La décision du gouvernement est donc fondée sur d’autres motifs que ceux invoqués. Les actions de lobbying des écoles ayant perdu leur agrément ont eu raison des convictions en matière de santé publique et d’intérêt collectif du gouvernement.
Cette décision constitue un désaveu formel de la CCNA et de la DGOS, dont les agents ont pourtant agi avec abnégation afin de permettre une mise en œuvre optimale des décisions ministérielles.
Elle comporte également des conséquences préoccupantes en termes de qualité des soins qui seront délivrés par des ostéopathes mal formés, mais également en termes d’insertion professionnelle de ces étudiants qui rencontreront de ce fait des difficultés à rencontrer un public.
Elle envoie un signal des plus péjoratifs aux établissements qui depuis des années, s’attachent à délivrer une formation de qualité et conforme au cadre réglementaire applicable. Elle offre a contrario une prime d’impunité à tous ceux qui s’affranchissent des règles. Elle détruit enfin d’un trait de plume la confiance chèrement construite entre notre profession, son appareil de formation, ses étudiants et notre ministère de tutelle.

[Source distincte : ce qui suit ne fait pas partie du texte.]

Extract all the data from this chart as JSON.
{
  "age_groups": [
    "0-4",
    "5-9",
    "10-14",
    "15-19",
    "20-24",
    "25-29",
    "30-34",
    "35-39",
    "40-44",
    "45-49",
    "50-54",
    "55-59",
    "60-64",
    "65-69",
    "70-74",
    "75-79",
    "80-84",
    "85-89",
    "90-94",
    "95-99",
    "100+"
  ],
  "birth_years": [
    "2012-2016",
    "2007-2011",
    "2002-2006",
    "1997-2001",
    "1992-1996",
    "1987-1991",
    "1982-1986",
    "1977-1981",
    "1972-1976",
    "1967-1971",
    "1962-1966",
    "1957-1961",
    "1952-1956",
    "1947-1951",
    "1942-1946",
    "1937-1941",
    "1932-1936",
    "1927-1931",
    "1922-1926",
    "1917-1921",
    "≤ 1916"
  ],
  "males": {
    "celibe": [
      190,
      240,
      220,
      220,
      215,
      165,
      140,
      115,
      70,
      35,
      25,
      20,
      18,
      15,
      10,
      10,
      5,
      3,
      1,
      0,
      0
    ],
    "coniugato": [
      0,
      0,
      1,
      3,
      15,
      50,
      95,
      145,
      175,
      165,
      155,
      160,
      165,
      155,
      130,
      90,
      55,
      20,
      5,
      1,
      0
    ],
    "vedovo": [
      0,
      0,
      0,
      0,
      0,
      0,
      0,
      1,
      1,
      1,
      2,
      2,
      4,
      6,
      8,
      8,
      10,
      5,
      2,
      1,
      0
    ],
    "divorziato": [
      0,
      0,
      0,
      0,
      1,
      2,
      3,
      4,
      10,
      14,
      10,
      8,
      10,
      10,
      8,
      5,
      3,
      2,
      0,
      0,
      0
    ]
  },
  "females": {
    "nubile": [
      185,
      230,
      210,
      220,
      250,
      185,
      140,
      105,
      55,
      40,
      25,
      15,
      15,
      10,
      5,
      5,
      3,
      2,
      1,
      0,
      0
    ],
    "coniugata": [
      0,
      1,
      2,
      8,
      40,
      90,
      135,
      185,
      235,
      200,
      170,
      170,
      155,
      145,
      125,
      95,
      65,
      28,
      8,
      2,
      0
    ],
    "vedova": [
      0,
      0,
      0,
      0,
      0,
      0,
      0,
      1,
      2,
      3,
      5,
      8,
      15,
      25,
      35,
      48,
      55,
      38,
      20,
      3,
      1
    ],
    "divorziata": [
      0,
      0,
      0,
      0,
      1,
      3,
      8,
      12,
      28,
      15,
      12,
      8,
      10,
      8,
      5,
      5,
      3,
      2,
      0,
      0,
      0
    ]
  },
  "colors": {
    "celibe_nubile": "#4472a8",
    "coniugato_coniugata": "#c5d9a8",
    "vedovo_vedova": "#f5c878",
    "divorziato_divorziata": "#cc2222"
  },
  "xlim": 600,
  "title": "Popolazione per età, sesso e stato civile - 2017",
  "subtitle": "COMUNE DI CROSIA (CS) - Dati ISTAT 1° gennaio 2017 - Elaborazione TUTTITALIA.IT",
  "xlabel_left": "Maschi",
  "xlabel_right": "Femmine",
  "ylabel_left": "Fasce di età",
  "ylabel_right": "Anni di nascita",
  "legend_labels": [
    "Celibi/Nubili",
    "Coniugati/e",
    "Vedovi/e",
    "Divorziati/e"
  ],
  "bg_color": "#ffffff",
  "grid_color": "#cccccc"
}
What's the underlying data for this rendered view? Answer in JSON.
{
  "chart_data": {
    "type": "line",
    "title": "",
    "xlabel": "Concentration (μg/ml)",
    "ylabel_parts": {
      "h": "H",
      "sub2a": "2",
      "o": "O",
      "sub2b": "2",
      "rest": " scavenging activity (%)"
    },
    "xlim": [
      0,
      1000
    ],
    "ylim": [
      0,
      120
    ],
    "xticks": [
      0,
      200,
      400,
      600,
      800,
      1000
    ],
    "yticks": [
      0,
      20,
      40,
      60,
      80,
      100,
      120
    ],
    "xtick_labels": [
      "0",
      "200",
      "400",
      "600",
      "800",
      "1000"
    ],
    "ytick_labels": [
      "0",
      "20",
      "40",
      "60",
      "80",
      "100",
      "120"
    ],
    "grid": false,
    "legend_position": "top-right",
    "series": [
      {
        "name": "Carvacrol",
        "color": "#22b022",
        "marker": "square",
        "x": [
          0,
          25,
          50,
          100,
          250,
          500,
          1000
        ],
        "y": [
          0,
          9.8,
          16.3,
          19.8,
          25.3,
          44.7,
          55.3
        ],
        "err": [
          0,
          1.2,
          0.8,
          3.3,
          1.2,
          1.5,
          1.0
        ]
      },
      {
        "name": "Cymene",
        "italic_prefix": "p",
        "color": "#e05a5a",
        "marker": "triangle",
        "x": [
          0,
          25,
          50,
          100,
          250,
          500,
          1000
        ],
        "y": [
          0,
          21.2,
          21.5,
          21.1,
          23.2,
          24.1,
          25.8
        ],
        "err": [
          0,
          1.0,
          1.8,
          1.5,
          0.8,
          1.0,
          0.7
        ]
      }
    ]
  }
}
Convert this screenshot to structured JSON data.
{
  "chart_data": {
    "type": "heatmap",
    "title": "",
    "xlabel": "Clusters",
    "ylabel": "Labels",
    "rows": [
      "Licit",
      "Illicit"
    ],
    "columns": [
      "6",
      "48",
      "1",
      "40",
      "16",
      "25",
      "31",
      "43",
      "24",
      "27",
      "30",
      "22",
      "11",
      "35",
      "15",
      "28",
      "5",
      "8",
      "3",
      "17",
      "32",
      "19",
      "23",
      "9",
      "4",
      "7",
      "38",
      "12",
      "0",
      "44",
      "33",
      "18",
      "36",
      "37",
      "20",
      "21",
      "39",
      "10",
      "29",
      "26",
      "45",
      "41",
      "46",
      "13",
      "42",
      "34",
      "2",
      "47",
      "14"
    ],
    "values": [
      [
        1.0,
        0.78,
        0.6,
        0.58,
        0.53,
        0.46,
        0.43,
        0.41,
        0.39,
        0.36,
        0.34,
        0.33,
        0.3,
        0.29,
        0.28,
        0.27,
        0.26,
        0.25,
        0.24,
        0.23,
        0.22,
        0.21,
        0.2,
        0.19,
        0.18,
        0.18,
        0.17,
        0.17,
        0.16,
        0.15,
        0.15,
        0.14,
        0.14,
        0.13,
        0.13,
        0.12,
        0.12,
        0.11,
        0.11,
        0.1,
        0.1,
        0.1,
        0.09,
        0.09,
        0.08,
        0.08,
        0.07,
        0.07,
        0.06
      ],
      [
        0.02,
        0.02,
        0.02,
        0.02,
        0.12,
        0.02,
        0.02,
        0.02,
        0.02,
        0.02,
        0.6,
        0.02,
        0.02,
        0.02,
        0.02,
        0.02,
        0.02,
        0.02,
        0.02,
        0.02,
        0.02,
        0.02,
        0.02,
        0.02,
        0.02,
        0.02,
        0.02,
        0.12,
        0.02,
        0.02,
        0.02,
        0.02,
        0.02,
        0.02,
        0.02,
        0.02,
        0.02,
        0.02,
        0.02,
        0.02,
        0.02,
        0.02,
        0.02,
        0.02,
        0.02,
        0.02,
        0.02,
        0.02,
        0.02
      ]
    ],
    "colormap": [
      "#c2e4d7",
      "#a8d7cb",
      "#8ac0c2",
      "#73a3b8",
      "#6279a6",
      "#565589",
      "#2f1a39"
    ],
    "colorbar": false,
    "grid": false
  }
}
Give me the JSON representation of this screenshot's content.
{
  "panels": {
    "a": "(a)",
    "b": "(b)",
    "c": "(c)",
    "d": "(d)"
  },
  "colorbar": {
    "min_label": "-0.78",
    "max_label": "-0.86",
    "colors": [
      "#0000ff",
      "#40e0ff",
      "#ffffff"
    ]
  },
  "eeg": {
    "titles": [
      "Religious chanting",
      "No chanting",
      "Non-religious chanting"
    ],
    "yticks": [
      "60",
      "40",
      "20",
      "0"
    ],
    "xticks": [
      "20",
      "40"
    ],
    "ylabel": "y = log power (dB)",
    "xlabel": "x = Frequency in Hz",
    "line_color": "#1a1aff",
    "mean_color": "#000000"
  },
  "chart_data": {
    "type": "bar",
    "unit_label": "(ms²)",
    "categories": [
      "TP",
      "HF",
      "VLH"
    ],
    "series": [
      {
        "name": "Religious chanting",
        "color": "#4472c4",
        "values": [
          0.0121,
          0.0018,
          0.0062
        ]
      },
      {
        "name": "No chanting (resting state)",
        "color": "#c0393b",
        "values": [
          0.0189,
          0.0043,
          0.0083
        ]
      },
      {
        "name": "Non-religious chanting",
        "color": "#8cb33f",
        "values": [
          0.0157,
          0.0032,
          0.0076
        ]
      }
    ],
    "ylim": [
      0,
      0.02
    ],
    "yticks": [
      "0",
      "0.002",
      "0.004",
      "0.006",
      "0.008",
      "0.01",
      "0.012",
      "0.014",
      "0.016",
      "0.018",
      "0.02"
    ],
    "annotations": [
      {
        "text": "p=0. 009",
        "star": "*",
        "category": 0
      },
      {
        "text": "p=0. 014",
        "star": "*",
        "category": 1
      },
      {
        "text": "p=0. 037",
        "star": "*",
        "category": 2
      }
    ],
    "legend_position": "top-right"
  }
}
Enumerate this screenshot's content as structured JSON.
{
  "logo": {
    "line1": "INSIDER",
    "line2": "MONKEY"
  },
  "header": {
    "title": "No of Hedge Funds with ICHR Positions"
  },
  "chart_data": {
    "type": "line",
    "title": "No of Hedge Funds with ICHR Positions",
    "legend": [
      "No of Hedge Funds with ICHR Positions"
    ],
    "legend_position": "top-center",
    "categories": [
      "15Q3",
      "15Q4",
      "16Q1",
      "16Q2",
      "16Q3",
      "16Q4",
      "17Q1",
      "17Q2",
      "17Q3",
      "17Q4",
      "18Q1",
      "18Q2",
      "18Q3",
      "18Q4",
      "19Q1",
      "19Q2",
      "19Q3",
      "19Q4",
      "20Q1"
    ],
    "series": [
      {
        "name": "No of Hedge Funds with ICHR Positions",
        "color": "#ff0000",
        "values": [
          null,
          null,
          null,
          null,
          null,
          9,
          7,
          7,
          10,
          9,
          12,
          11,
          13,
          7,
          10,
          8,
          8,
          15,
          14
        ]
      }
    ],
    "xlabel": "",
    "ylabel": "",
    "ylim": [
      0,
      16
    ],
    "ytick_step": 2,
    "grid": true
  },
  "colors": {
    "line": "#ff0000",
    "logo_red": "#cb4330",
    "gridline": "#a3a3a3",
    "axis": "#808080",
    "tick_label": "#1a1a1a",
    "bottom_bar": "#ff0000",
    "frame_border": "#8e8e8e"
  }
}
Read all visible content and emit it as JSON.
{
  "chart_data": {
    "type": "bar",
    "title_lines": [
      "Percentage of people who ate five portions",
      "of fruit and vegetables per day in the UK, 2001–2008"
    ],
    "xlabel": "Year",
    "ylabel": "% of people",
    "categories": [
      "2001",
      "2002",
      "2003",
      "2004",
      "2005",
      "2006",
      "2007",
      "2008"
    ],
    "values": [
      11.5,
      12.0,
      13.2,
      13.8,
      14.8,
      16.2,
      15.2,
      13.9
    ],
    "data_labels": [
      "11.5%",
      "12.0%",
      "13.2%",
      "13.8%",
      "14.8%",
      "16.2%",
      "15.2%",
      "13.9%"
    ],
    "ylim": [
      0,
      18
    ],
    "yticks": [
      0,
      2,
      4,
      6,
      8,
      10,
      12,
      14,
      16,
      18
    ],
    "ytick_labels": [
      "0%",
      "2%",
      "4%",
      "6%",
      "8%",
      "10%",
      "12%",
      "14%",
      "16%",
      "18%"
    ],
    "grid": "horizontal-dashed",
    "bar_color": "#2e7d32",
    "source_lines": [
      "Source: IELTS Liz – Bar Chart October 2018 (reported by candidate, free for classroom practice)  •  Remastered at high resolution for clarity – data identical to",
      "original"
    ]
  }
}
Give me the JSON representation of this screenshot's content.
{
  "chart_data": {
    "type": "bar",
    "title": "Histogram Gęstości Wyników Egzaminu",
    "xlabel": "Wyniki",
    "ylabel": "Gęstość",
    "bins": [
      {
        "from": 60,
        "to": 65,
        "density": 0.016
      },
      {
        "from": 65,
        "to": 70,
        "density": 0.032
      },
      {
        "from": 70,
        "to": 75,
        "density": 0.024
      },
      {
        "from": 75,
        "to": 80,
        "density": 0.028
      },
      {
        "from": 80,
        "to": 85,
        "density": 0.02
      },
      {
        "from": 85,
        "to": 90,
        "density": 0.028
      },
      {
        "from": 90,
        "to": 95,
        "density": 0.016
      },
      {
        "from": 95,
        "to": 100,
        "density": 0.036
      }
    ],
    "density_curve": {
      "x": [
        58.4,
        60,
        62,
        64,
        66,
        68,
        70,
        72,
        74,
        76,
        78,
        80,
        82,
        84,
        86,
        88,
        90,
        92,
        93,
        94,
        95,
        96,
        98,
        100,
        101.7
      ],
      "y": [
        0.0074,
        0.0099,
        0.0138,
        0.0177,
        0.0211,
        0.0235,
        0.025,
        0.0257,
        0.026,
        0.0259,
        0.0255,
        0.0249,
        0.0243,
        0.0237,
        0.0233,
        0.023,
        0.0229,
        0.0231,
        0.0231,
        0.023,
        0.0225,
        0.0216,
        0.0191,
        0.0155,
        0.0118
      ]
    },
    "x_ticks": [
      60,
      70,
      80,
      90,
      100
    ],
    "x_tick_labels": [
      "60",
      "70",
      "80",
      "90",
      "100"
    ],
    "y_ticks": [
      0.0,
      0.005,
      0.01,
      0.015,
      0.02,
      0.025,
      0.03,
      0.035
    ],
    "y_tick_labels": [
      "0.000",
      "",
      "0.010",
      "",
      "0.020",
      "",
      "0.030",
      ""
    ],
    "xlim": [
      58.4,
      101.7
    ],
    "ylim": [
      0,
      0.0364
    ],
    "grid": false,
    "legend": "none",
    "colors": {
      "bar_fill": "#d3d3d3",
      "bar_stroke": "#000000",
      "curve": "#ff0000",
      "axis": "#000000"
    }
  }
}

La DGOS prévoit un décret modificatif afin de permettre la délivrance des agréments provisoires. En d’autres termes, la réglementation ne convenant pas aux écoles ayant perdu leur agrément, le Gouvernement la modifie a posteriori. Cette façon d’agir nous laisse tous interrogatifs quant au respect de l’état de droit.
Selon le communiqué de presse ministériel, une mission sera confiée l’IGAS afin « d’étudier le cadre règlementaire de ces écoles, les conditions de délivrance des agréments, l’exercice professionnel ainsi que la cible démographique » des ostéopathes. Faut-il rappeler que cela fait 7 ans qu’un contrôle in situ des établissements est demandé par la profession ? Si un tel contrôle avait été réalisé, nous n’en serions pas là et l’offre de formation serait aujourd’hui homogène en qualité.
A ce stade toutefois, il est important de considérer qu’en l’absence de décision d’agrément provisoire publiée au journal officiel de la République Française, aucune des 9 écoles concernées n’a encore retrouvé son agrément. Puis, si ces décisions sont publiées, viendra alors le temps de l’examen de leur légalité.
Tout ceci constitue un immense gâchis et augure d’une année à rebondissements. Le gouvernement affiche une faiblesse coupable face à une offre de formation dont certains acteurs agissent à l’écart du cadre réglementaire. Les ostéopathes ne peuvent qu’être consternés face à un manque de courage qui alimente l’idée d’un système à plusieurs vitesses.